Mosque in Kushtia, Bangladesh

The Harinarayanpur Shahi Mosque (হরিনারায়ণপুর শাহী মসজিদ), also known as Harinarayanpur Shah Shuja Mosque (হরিনারায়ণপুর শাহ সুজা মসজিদ), is a mosque located in Harinarayanpur of Harinarayanpur Union of Kushtia Sadar Upazila of Kushtia district, in the Khulna Division of Bangladesh. The exact date of establishment of the Mughal era mosque, associated with Shah Shuja, is unknown. The mosque is some 21 km from Kushtia, via Kushtia-Jhenaidah highway.

== Architecture ==
The mosque has three domes and is rectangular in east–west direction.
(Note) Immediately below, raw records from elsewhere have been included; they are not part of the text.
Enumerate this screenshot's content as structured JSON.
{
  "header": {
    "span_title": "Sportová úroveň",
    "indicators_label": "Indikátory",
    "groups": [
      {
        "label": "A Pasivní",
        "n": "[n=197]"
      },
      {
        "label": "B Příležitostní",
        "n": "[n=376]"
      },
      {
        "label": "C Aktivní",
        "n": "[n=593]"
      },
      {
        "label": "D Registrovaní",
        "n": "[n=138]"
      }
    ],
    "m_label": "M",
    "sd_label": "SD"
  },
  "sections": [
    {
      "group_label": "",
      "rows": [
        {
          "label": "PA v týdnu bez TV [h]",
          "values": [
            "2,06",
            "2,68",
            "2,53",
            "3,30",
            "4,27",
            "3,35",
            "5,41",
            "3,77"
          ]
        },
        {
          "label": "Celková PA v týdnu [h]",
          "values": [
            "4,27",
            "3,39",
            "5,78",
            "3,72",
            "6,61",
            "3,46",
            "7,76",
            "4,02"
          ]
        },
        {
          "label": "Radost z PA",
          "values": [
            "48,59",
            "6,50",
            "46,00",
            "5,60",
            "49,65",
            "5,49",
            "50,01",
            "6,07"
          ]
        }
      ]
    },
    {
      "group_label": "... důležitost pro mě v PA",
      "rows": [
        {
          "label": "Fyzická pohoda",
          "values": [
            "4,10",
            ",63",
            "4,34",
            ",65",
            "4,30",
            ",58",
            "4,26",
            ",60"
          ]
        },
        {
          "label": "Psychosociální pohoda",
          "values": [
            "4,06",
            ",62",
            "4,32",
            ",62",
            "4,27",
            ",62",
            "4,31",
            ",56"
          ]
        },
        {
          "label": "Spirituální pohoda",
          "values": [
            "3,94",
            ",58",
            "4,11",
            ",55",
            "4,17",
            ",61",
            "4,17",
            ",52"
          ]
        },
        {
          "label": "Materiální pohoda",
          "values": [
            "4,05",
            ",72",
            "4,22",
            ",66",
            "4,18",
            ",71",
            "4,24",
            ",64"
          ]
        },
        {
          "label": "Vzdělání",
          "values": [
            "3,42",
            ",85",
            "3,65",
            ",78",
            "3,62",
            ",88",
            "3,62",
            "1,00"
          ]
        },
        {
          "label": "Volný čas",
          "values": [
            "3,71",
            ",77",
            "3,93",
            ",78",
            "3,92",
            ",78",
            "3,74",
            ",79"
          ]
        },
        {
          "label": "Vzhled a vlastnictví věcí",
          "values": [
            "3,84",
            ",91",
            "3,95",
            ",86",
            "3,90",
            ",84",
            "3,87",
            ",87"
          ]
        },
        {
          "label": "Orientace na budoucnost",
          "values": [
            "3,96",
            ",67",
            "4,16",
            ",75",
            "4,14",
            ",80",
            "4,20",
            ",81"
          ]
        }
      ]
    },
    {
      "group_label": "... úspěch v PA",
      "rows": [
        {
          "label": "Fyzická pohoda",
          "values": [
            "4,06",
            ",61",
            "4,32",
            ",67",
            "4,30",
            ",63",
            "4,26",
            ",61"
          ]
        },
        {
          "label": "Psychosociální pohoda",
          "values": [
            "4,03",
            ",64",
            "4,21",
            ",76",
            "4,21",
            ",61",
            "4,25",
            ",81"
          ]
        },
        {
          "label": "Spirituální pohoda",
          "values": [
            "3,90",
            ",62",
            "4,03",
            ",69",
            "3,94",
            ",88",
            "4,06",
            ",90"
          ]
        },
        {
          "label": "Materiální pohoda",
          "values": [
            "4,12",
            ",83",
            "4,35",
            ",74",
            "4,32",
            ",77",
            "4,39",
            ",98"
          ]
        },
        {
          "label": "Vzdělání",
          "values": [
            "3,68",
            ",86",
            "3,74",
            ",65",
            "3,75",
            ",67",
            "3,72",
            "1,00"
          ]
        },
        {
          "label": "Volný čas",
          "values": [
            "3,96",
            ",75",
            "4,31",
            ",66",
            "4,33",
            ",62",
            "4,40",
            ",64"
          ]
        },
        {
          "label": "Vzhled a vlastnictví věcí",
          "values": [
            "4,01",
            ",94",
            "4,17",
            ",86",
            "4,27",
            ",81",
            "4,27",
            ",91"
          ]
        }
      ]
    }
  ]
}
The length of the mosque is 13.71 m and the width is 5.18 m. The entire mosque is built of terracotta bricks and lime mortar. According to the Mughal mosque construction method, the three domes of the mosque are of equal volume and height. The height of the domes is 3.6 m. There are five doors to enter the mosque. The central entrance door is relatively higher than the other doors with a height of approximately 1.9 m and a width of approximately 1.19 m.

The mosque has two rows where twenty worshipers can offer prayers in each row. In 2000, five more qatars were added with the construction of new buildings along with mosques, each qatar can accommodate 26 worshipers. According to this, the present capacity of the mosque is 170 worshipers.